To figure out how much CPU, RAM, and disk space I would need, I had ChatGPT analyze logs from running the LlamaIndex-Ollama chatbot with Qwen2.5, a relatively lightweight LLM. For each question prompt, the agent needed to generate a response that incorporated both a natural language-to-SQL query, and a RAG vector retrieval step.

The results suggested the right size VM would be at least 30 GB of disk space ($3 / mo), and something like 4-8 vCPU, 16 GB. That fits one of these Compute Engine machines:

$97.84 / mo – 4 vCPU, 2 core, 16 GB (one request at a time)
$195.67 / mo – 8 vCPU, 4 core, 32 GB (two requests simultaneously)

For comparison, my macbook pro is Apple M1 chip, 10 core, 16GB – so compared with these, it has outsized CPU capacity relative to the amount of RAM. But the VMs have more RAM than needed for my agent. And any old Intel chip office computer would probably meet these specs. This is still not production grade in terms of processing requests for thousands of users, but other strategies should also come into play at that scale. We could also start talking about buying a GPU such as the Nvidia A100, or the cheaper RTX 4090, which would take things to another level.

Bottom line:

I figured out how to steer my agentic AI trajectory back to front-end / UX. The Vercel AI SDK is a front-end agent development kit using Next/React/Typescript — https://ai-sdk.dev — It functions the same as Python libraries like LangChain, LlamaIndex, or Google ADK, runs via Next api routes, comes with UI primitives, and gives observability metrics in the browser.
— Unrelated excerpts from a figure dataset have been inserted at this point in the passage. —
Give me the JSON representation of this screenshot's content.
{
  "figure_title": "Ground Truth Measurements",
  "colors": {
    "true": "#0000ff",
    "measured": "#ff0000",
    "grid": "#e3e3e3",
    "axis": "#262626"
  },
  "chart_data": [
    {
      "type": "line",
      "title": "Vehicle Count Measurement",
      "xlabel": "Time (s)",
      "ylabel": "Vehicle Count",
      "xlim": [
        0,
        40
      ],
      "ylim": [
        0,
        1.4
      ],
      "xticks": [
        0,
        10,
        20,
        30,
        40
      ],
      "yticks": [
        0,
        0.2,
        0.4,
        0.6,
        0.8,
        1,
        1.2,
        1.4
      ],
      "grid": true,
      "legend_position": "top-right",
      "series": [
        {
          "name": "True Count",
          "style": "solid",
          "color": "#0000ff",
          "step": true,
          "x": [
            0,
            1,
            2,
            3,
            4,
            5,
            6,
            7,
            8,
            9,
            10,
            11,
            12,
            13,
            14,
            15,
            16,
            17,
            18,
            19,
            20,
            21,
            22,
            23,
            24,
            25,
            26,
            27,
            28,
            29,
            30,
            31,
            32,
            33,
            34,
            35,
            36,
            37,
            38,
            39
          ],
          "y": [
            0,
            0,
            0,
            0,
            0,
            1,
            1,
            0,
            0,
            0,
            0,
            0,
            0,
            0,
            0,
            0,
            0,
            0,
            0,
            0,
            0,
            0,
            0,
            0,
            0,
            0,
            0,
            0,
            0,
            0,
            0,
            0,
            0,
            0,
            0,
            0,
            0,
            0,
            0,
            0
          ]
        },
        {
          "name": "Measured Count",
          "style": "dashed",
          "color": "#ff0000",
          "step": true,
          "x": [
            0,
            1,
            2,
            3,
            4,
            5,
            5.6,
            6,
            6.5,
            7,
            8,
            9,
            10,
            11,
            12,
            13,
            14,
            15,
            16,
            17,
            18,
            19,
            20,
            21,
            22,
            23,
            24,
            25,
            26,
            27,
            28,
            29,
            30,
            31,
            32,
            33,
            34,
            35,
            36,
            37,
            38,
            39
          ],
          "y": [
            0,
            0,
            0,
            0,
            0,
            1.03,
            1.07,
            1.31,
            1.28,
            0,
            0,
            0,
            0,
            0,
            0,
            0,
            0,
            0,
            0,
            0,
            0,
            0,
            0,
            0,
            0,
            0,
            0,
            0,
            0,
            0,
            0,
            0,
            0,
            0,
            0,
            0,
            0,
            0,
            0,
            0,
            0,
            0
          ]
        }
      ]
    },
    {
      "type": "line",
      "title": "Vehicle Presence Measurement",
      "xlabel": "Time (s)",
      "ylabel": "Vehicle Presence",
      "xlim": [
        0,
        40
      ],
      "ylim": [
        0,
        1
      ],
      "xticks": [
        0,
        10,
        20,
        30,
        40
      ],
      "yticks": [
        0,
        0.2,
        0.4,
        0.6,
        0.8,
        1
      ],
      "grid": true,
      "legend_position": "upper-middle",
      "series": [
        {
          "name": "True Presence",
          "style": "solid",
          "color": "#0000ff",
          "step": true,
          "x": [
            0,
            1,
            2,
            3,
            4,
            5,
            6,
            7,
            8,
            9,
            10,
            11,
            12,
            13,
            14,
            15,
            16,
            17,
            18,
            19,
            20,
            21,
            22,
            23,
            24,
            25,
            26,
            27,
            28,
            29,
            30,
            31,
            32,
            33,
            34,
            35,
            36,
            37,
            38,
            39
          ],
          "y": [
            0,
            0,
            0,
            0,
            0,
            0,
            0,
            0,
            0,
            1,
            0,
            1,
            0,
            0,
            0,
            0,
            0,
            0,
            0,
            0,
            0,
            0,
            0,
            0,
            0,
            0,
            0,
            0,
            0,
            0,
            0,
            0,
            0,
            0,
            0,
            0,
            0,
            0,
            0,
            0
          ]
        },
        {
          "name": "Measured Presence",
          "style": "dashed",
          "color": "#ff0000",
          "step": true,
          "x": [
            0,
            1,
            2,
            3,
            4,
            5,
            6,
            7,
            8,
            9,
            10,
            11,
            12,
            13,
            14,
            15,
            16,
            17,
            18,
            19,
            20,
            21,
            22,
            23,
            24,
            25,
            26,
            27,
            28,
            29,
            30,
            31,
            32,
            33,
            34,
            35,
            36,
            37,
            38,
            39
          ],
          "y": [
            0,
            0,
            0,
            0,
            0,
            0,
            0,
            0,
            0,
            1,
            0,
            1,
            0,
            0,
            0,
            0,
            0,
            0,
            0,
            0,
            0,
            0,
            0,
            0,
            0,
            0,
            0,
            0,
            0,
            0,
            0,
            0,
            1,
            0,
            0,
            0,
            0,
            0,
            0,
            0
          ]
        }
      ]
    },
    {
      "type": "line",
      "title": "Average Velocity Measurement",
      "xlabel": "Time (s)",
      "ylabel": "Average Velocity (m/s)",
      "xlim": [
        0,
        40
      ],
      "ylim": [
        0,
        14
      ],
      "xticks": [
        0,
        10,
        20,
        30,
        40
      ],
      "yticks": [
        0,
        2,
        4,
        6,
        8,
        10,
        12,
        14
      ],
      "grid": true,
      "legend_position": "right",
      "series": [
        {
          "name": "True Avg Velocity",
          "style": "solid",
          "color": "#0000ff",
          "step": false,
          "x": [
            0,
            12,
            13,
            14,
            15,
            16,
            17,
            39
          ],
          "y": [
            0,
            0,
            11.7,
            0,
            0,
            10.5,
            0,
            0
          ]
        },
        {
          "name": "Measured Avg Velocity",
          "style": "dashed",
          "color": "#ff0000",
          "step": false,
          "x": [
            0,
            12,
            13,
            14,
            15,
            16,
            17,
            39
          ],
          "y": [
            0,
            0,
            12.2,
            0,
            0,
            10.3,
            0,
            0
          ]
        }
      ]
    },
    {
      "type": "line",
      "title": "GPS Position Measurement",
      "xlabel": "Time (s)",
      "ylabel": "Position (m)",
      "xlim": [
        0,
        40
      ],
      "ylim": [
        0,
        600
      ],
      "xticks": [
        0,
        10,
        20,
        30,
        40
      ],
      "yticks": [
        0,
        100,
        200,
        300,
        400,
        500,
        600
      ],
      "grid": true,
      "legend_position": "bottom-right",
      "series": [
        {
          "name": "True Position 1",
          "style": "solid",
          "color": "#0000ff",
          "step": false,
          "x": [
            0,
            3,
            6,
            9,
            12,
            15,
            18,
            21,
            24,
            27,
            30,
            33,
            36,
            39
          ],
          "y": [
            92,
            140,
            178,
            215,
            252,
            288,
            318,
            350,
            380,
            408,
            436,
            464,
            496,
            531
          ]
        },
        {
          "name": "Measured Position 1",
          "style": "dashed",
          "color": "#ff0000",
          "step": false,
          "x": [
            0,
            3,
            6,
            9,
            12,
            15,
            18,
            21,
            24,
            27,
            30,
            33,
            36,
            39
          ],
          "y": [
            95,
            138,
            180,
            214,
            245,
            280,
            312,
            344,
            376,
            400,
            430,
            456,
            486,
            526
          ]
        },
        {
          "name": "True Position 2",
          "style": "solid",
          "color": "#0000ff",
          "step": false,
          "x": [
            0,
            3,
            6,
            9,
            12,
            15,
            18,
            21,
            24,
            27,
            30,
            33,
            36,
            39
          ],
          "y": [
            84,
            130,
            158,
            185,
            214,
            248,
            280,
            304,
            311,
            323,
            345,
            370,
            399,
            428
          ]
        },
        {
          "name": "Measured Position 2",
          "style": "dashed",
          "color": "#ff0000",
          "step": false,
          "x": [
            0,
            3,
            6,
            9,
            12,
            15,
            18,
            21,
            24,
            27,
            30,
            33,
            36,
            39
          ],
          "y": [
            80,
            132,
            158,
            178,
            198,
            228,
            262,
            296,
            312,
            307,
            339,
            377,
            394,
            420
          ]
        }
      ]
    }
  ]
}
This seems like a good tool for what I am trying to build: a chatbot that responds to UI filter state, and can change filters in response to chat input. The real issue is how to scale it, even for a small project like Orcasound. I will run the agent on my laptop for now to prove out concepts and keep monitoring performance, while staying on the lookout for a cheap office computer or even GPU to start my home data center.